"Recruit to Reject": Harvard faces scrutiny over admissions once again

The Applerouth Team
December 10, 2019
#
min read

Evidence uncovered in recent admissions lawsuit points to discrimination against African-American students, scholars claim.

Judge Allison Burroughs may have ruled in Harvard’s favor in Students for Fair Admission v. Harvard, but the Ivy League school’s admissions woes are far from over. During the course of the suit, data about Harvard’s admissions statistics became public and, according to Inside Higher Ed’s Scott Jaschik, these statistics are now causing controversy of their own. In November, economic researchers Peter Arcidiacono, Josh Kinsler, and Tyler Ransom used the data released during the lawsuit to argue in a working paper for the National Bureau of Economic Research that Harvard’s admission rates are discriminatory against African-American students.

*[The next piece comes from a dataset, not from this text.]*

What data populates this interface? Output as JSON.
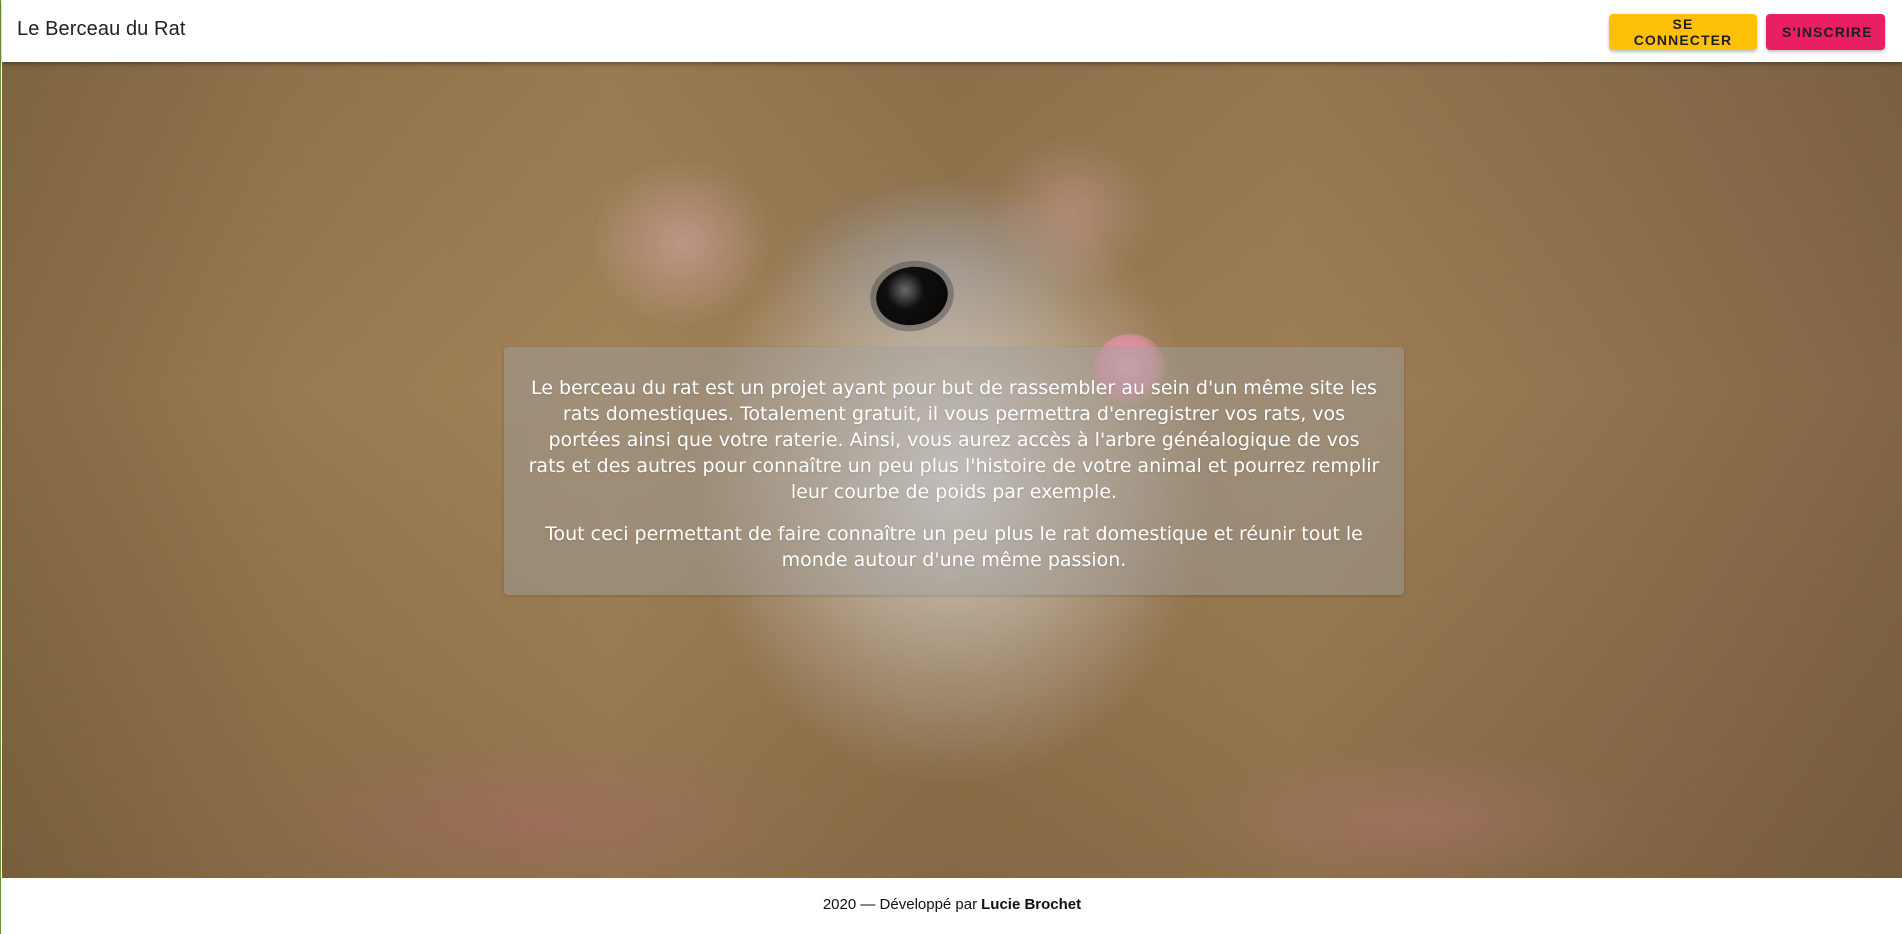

According to Arcidiacono - an expert witness for Students for Fair Admission in its lawsuit against Harvard - application rates from African-American students have been steadily rising, but the admit rates have not risen comparatively. What’s more, the percentage of African-American applicants with SAT scores lower than a 550 in any section has grown vastly. Arcidiacono and his colleagues argue that Harvard is intentionally marketing to students who have less of a chance of being admitted in order to drive down the school’s acceptance rate. As Jaschik summarizes, “Harvard is being accused of recruiting black applicants to reject them.” Harvard’s representatives denied all claims of discrimination and defend their use of purchased student data in their recruitment strategy.

The outcry over Harvard’s recruitment and admission practices comes in the midst of a larger controversy: colleges purchasing student data from the College Board. According to Mic’s Tebany Yune, “about 2 million to 2.5 million names are sold to 1,900 schools and scholarship programs per year” by the College Board. As Yune notes, “There are profitable reasons why a college would want to look more exclusive. It makes them appear more selective, like they only take the best of the best.” Although students opt into sharing information when they take the SAT, critics of the practice argue that students may not understand just what they are opting into. The state of Illinois - which bans the selling of student information - is currently investigating to see if the College Board is guilty of violating state law.

This latest controversy is just one more piece of the ongoing discussion about admissions transparency that is permeating every aspect of the college admissions and testing process.